5 Questions You Should Ask When Networking

5 Questions You Should Ask When Networking

5 Questions You Should Ask When NetworkingWhen you get the chance to sit down or talk with someone who can give you insider information about the job and career potentials in an industry, occupation, or company, try to benefit from it. Don’t shy away from asking basic questions (if they’re not too personal), and do take notes!

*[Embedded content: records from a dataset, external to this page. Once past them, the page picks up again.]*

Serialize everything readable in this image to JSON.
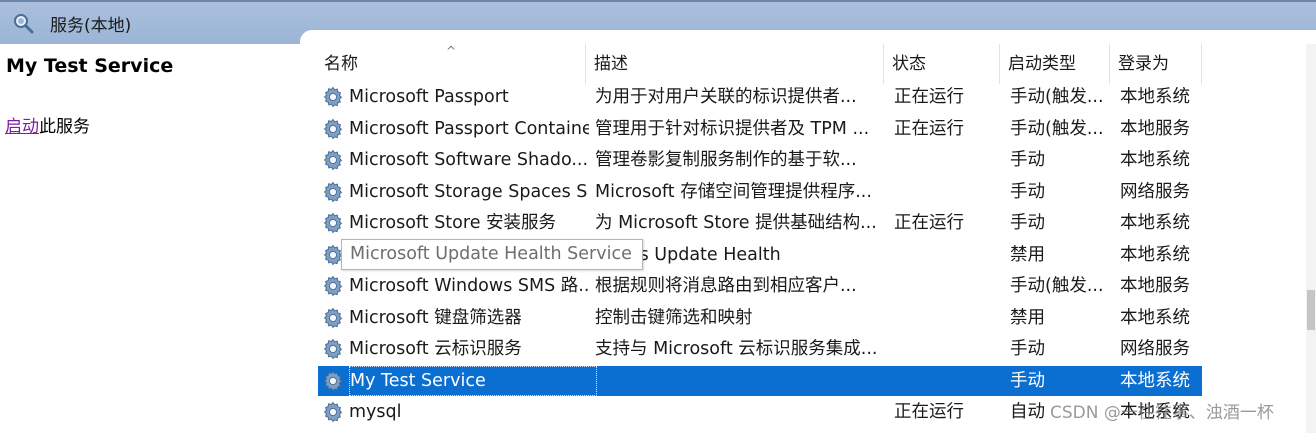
{
  "window": {
    "title": "服务(本地)",
    "icon": "services-magnifier-icon"
  },
  "left_pane": {
    "service_name": "My Test Service",
    "action_link": "启动",
    "action_suffix": "此服务"
  },
  "columns": {
    "name": "名称",
    "description": "描述",
    "status": "状态",
    "startup_type": "启动类型",
    "logon_as": "登录为",
    "sorted_column": "名称",
    "sort_direction": "ascending"
  },
  "rows": [
    {
      "name": "Microsoft Passport",
      "description": "为用于对用户关联的标识提供者...",
      "status": "正在运行",
      "startup_type": "手动(触发...",
      "logon_as": "本地系统"
    },
    {
      "name": "Microsoft Passport Container",
      "description": "管理用于针对标识提供者及 TPM ...",
      "status": "正在运行",
      "startup_type": "手动(触发...",
      "logon_as": "本地服务"
    },
    {
      "name": "Microsoft Software Shado...",
      "description": "管理卷影复制服务制作的基于软...",
      "status": "",
      "startup_type": "手动",
      "logon_as": "本地系统"
    },
    {
      "name": "Microsoft Storage Spaces S...",
      "description": "Microsoft 存储空间管理提供程序...",
      "status": "",
      "startup_type": "手动",
      "logon_as": "网络服务"
    },
    {
      "name": "Microsoft Store 安装服务",
      "description": "为 Microsoft Store 提供基础结构...",
      "status": "正在运行",
      "startup_type": "手动",
      "logon_as": "本地系统"
    },
    {
      "name": "Microsoft Update Health Service",
      "description": "ntains Update Health",
      "status": "",
      "startup_type": "禁用",
      "logon_as": "本地系统"
    },
    {
      "name": "Microsoft Windows SMS 路...",
      "description": "根据规则将消息路由到相应客户...",
      "status": "",
      "startup_type": "手动(触发...",
      "logon_as": "本地服务"
    },
    {
      "name": "Microsoft 键盘筛选器",
      "description": "控制击键筛选和映射",
      "status": "",
      "startup_type": "禁用",
      "logon_as": "本地系统"
    },
    {
      "name": "Microsoft 云标识服务",
      "description": "支持与 Microsoft 云标识服务集成...",
      "status": "",
      "startup_type": "手动",
      "logon_as": "网络服务"
    },
    {
      "name": "My Test Service",
      "description": "",
      "status": "",
      "startup_type": "手动",
      "logon_as": "本地系统",
      "selected": true
    },
    {
      "name": "mysql",
      "description": "",
      "status": "正在运行",
      "startup_type": "自动",
      "logon_as": "本地系统"
    }
  ],
  "tooltip": {
    "text": "Microsoft Update Health Service"
  },
  "watermark": {
    "text": "CSDN @一往往事、浊酒一杯"
  },
  "colors": {
    "selection": "#0a6fd1",
    "link": "#7a1fa2",
    "titlebar": "#a9bfdc"
  }
}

There are five aspects of any job or a career that you need to know about to get a sense of whether that transition makes sense for you. These aspects may not be of equal importance to you, but all of them contribute to the “totality” of the job experience.

The work itself

What do the people you’re talking to do on a day-to-day basis? Do they spend most of their time in the office, on the phone, in a lab, or on the road? Do they typically work alone or as part of a team? Is the work routine or constantly changing? Is there deadline pressure? These are just a few of the basic questions to ask. Feel free to add whatever questions you like and, again, don’t avoid any question because you this it’s too simple. If you’re curious, ask.

Existing opportunities

How easy or difficult is it to break into and gain footing in the field, occupation, or company – right now? How extreme is the competition for jobs at your skill and experience level? Is there a demand for new people, or is there a surplus? And if there is a surplus, how big is it: 50 applicants for every opening or 500 applicants for every opening?

Career path movement

How quickly people typically move through the ranks in a field or profession varies from industry to industry, so it’s a good idea to find out early on about the typical timeframe for career advancement. In certain fields, such as teaching, advancement is largely a matter of seniority. In other fields, like sales, performance frequently takes precedence over tenure.

Note that career path patterns with some corporate organizations have changed, with multiple layers of middle management removed from their structures. Promotions in other words, no longer follow a predictable, hierarchical pattern. What is happening instead in many situations, is that your job stays essentially the same, but your responsibilities expand.

The money

On average, what do people earn in the field, occupation, or profession you’re trying to learn more about? What are the typical salaries for entry-level employees, and what do the top performers make? Keep in mind that salary ranges in any given field can vary a great deal from company to company, and you want to consider factors like health insurance and other benefits.

In general, the more “glamorous” a field is, the lower the entry-level salaries are likely to be, with the law of supply and demand. Certain fields, too, are inherently less lucrative than others, but offer their employees a level of job satisfaction that make up for the lack of monetary rewards.

Daily life

Some industries – like travel and hospitality, for example – differ from other lines of work primarily because of the lifestyle they offer. So, asking questions about lifestyle should be part of your interviewing strategy. Find out how much travel is involved and where it will take you. Get a feel for (it varies company to company) how often employees must work nights and weekends.

Try and get a sense for the pressure you’d be under on a day-to-day basis. Many people who start in major firms like law and accounting, earn high salaries. However, they often must work long hours, because it’s part of the culture.

Bonus questions:

  • What’s the worst part of your job?
  • What qualities does it take to succeed in this job, field, or profession?
  • Which companies are the major players in this field?
  • What do you like best about your job?